Поразительно, но в повести Достоевского «Записки из Подполья» мы видим всё ту же коллизию, тот же искус, через который прошли почти все развитые народы: соблазн углубления в самосознание. Соблазн болезненный и исключительно опасный. Вспомним, как его переживала греческая культура. Сократ задавал, казалось бы, рядовой вопрос: что мне толку с того, что я знаю, как устроен подлунный мир из четырёх стихий? И далее он сетовал: ведь к моему знанию о себе самом это знание о веществе ровным счётом ничего не прибавляет! Недоумение Сократа рождало стратагему, высеченную на храме Аполлона: познай самого себя!

Если бы линии Сократа удалось одержать верх – мы не имели бы (вполне возможно) развитых форм философии, которые с очевидностью обнаруживаем у Платона и Аристотеля.
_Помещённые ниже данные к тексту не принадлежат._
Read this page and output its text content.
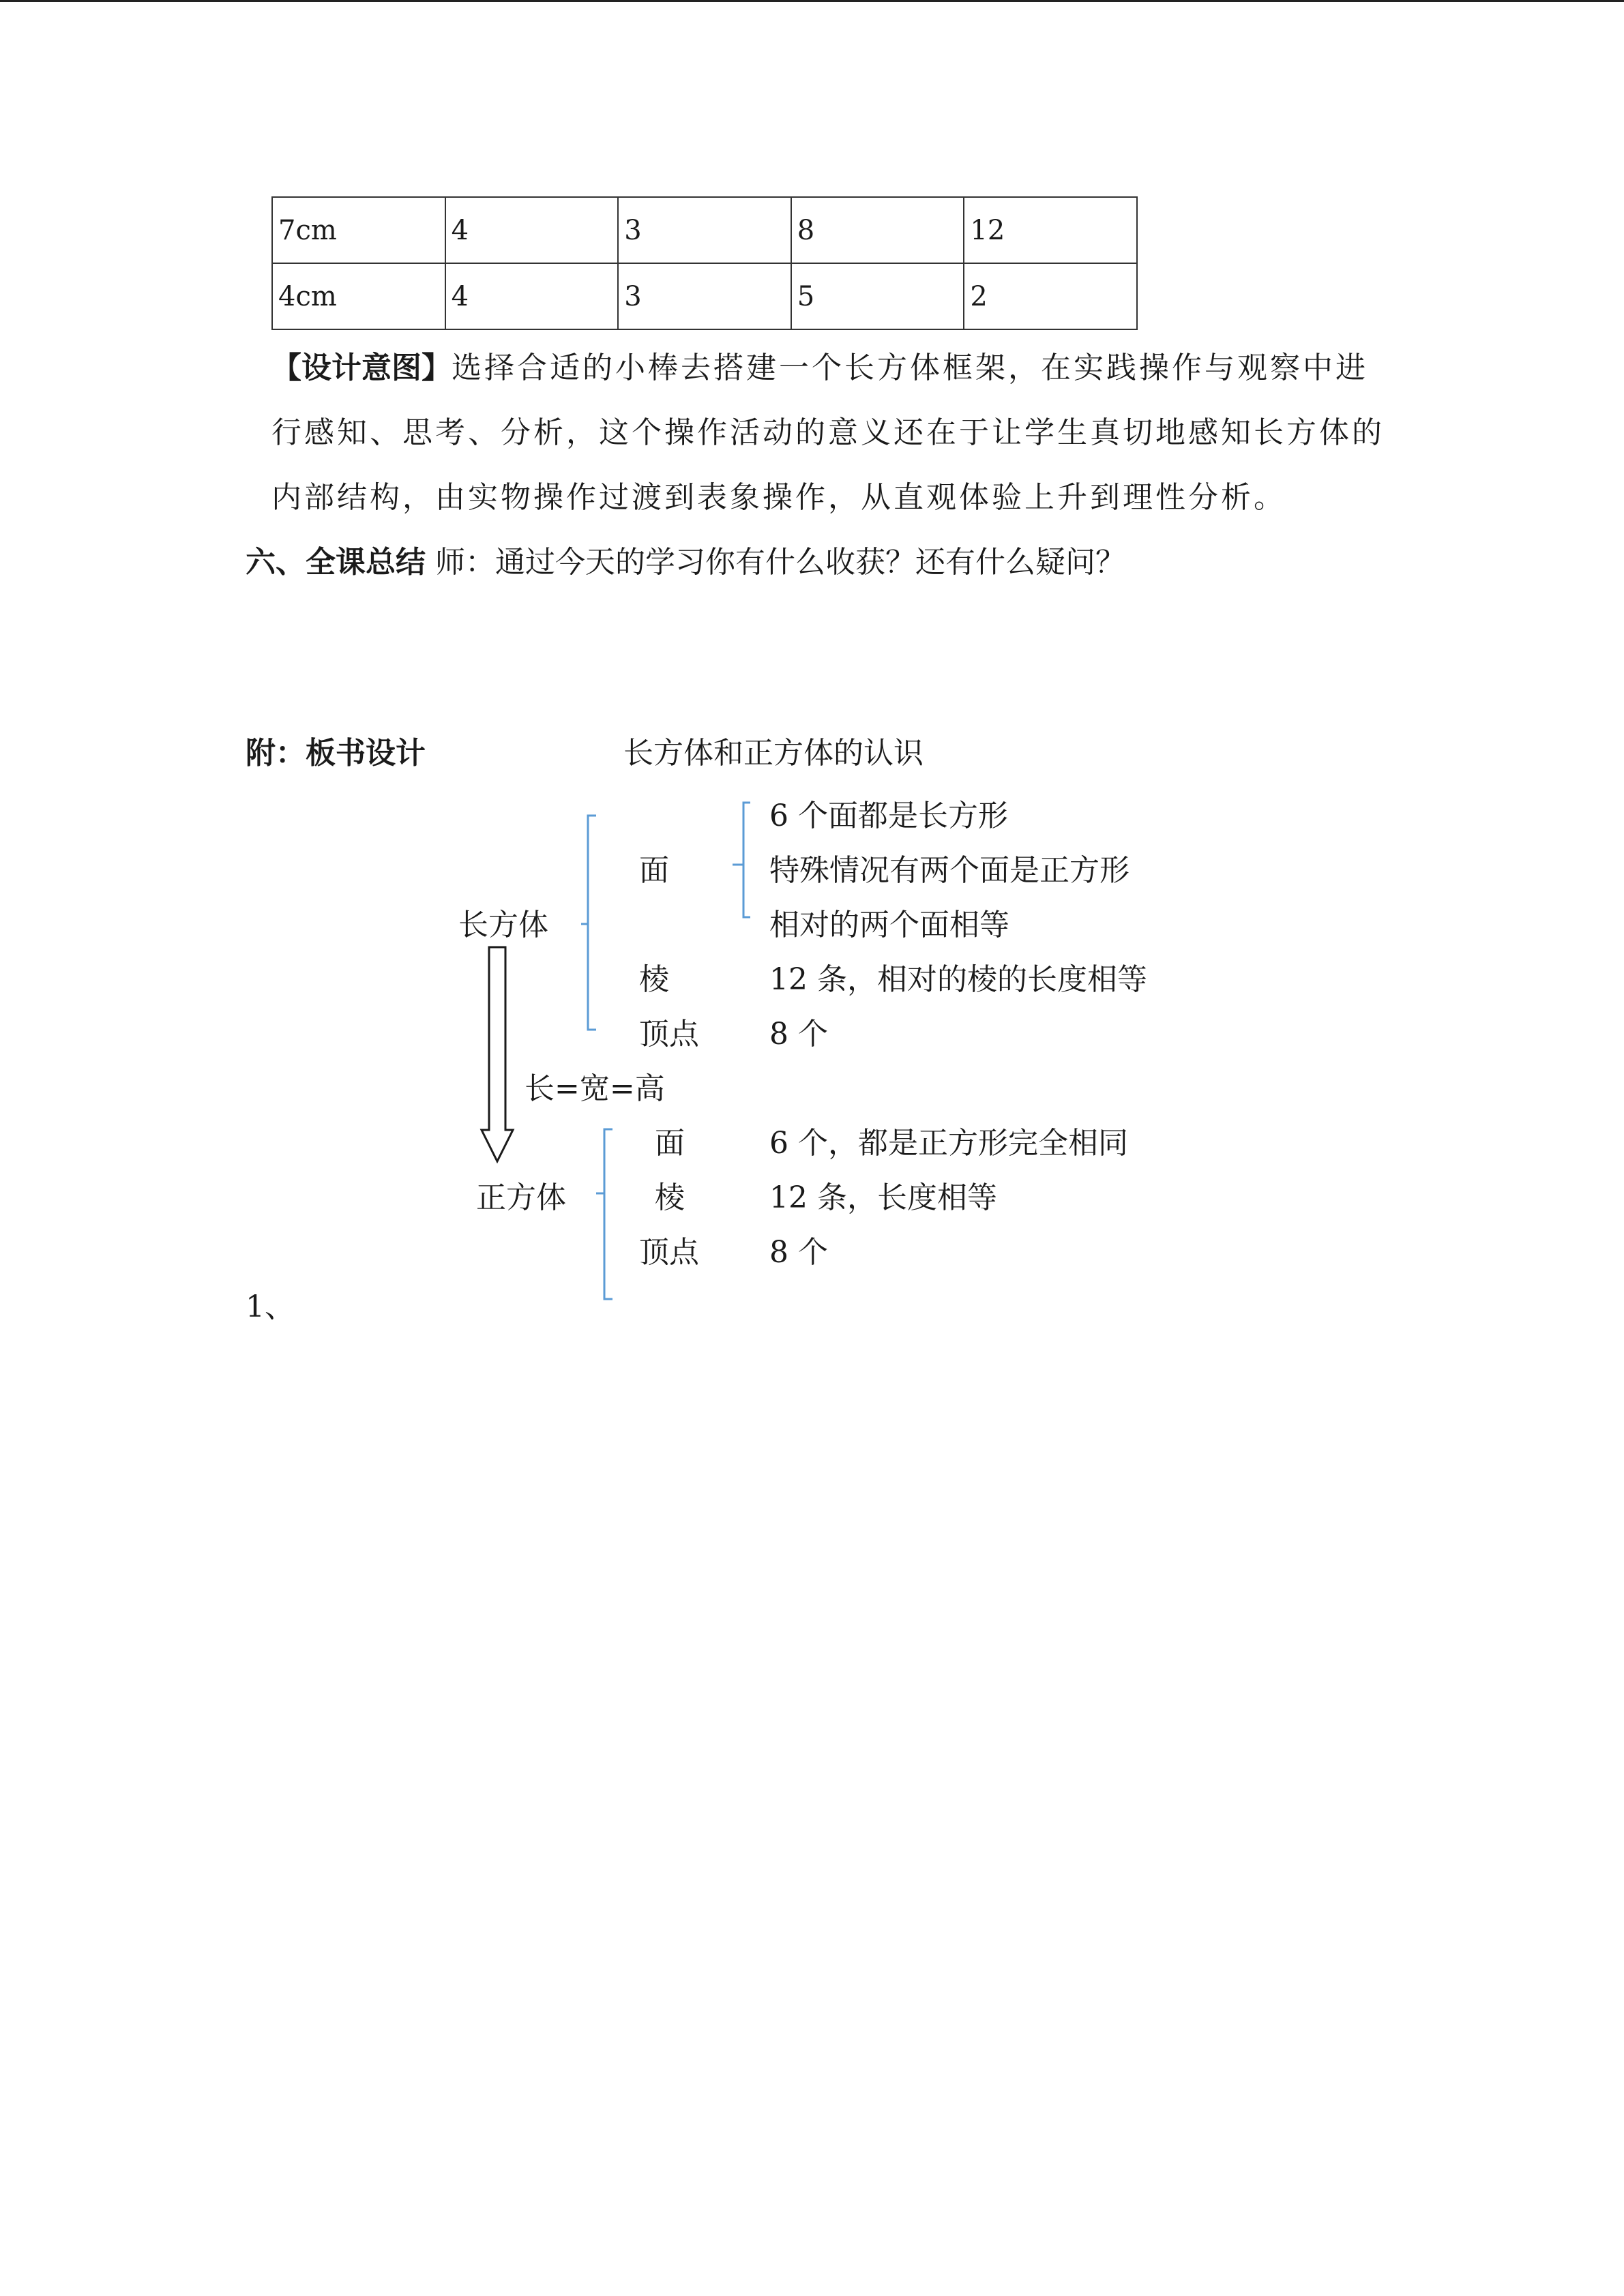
7cm	4	3	8	12
4cm	4	3	5	2
【设计意图】选择合适的小棒去搭建一个长方体框架，在实践操作与观察中进
行感知、思考、分析，这个操作活动的意义还在于让学生真切地感知长方体的
内部结构，由实物操作过渡到表象操作，从直观体验上升到理性分析。
六、全课总结 师：通过今天的学习你有什么收获？还有什么疑问？
附：板书设计	长方体和正方体的认识
6 个面都是长方形
面	特殊情况有两个面是正方形
长方体	相对的两个面相等
棱	12 条，相对的棱的长度相等
顶点 8 个
长=宽=高
面	6 个，都是正方形完全相同
正方体	棱	12 条，长度相等
顶点 8 个
1、
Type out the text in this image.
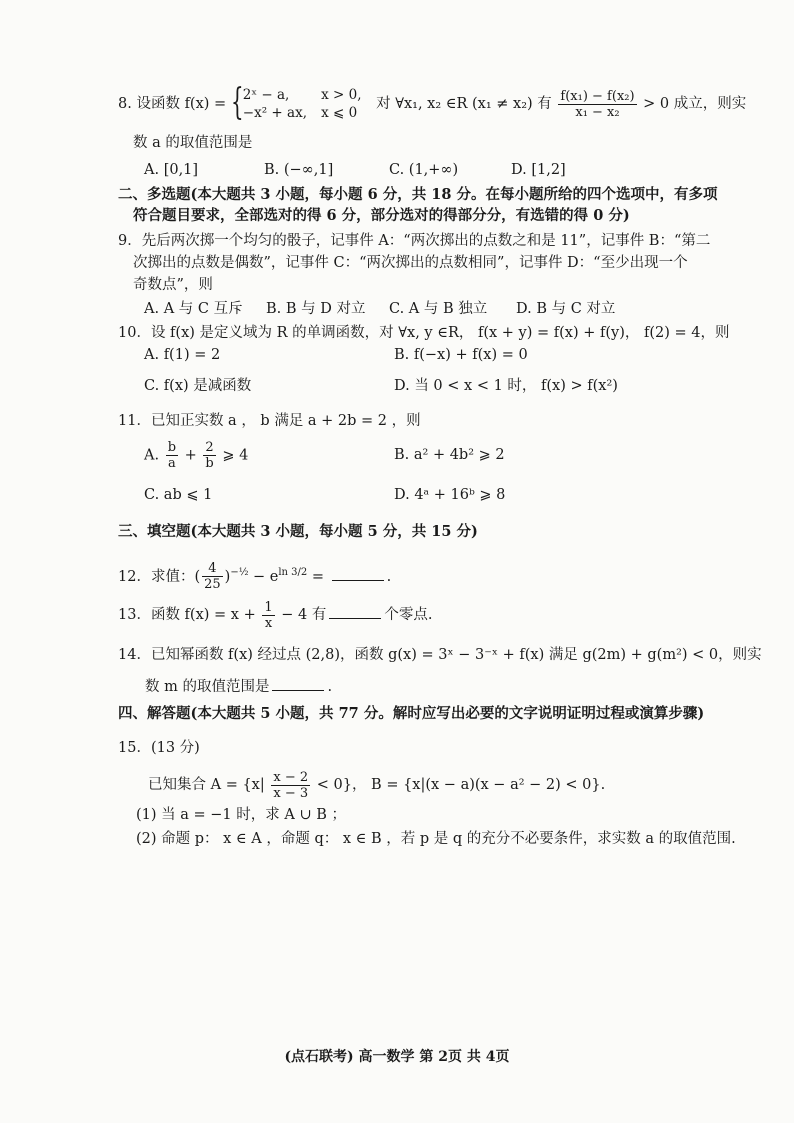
8. 设函数 f(x) = { 2ˣ − a, x > 0,
−x² + ax, x ⩽ 0
对 ∀x₁, x₂ ∈R (x₁ ≠ x₂) 有 $\frac{\text{f(x₁) − f(x₂)}}{\text{x₁ − x₂}} > 0$ 成立，则实
数 a 的取值范围是
A. [0,1]	B. (−∞,1]	C. (1,+∞)	D. [1,2]
二、多选题(本大题共 3 小题，每小题 6 分，共 18 分。在每小题所给的四个选项中，有多项
符合题目要求，全部选对的得 6 分，部分选对的得部分分，有选错的得 0 分)
9．先后两次掷一个均匀的骰子，记事件 A：“两次掷出的点数之和是 11”，记事件 B：“第二
次掷出的点数是偶数”，记事件 C：“两次掷出的点数相同”，记事件 D：“至少出现一个
奇数点”，则
A. A 与 C 互斥 B. B 与 D 对立 C. A 与 B 独立 D. B 与 C 对立
10．设 f(x) 是定义域为 R 的单调函数，对 ∀x, y ∈R， f(x + y) = f(x) + f(y)， f(2) = 4，则
A. f(1) = 2	B. f(−x) + f(x) = 0
C. f(x) 是减函数	D. 当 0 < x < 1 时， f(x) > f(x²)
11．已知正实数 a ， b 满足 a + 2b = 2 ，则
A. $\frac{b}{a} + \frac{2}{b}$ ⩾ 4	B. a² + 4b² ⩾ 2
C. ab ⩽ 1	D. 4ᵃ + 16ᵇ ⩾ 8
三、填空题(本大题共 3 小题，每小题 5 分，共 15 分)
12．求值：( $\frac{4}{25} )^{-\frac{1}{2}} - e^{ln 3/2}$ =	.
13．函数 $f(x) = x + \frac{1}{x} - 4$ 有	个零点.
14．已知幂函数 f(x) 经过点 (2,8)，函数 g(x) = 3ˣ − 3⁻ˣ + f(x) 满足 g(2m) + g(m²) < 0，则实
数 m 的取值范围是	.
四、解答题(本大题共 5 小题，共 77 分。解时应写出必要的文字说明证明过程或演算步骤)
15．(13 分)
已知集合 $A = \{x| \frac{x - 2}{x - 3} < 0\}$， B = {x|(x − a)(x − a² − 2) < 0}.
(1) 当 a = −1 时，求 A ∪ B ；
(2) 命题 p： x ∈ A ，命题 q： x ∈ B ，若 p 是 q 的充分不必要条件，求实数 a 的取值范围.
(点石联考) 高一数学 第 2页 共 4页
Именно благодаря Платону, который приблизительно к 45–50 годам своей жизни изживает в себе «сократизм», то есть как раз этот самый искус «сознания», мы получаем зрелую философию, в которой «зеркало Сознания» заменяется на «зеркало Космоса». Фундаментальный вывод Платона заключался именно в том, что для ответа на вопрос: «Кто такой человек?» следовало вглядываться не в «самого себя», а внимательно вглядываться в Космос, выступающий в своих круговых движениях образцом для круговращения ума человеческого. И поэтому сократовское «Познай самого себя» (Γνώθι σαυτόν) заменяется на Платоновское «Не геометр, да не войдёт сюда» (Ảγεωμέτρητος μηδεὶς εἰσίτω). Поразительно, но «противоречие» как форма соотношения понятий и как двигатель любого демонстративного знания, восходит к Дионису, а не к Аполлону[83].

Фактически, Платон спасает греческую (шире – всю европейскую) мысль (вообще – культуру) от болезни «сознания», которой пытался её инфицировать Сократ[84], а также некоторые его предшественники и современники («умники» из «Малой Азии») – софисты. В истории русской мысли мы видим почти повторяющуюся ситуацию. Достоевский устами героя «Записок из Подполья» стремится погрузить нас в область сознания. Однако при этом сам Достоевский как гениальный повествователь правды жизни – сам же и констатирует опасность этого. Он словно предостерегает нас от этого пагубного занятия – путешествия в самосознание (и самопознание), занятие исключительно опасное, нарекая его «болезнью». Спасибо ему за это!

Итак, что мы имеем в сухом остатке? А имеем мы следующее: в неестественном (не скажу «противоестественном») и больном городе живут больные «сознанием» люди. Эта болезнь для них превратилась в некий род зависимости – ведь они уже и не могут жить иначе! Жизнь, не сопровождаемая для них истечениями (продуктами) сознания, – глупа и никчёмна. И городом этим является Петербург, самый «умышленный город» на всём земном шаре. А, стало быть – и самый больной.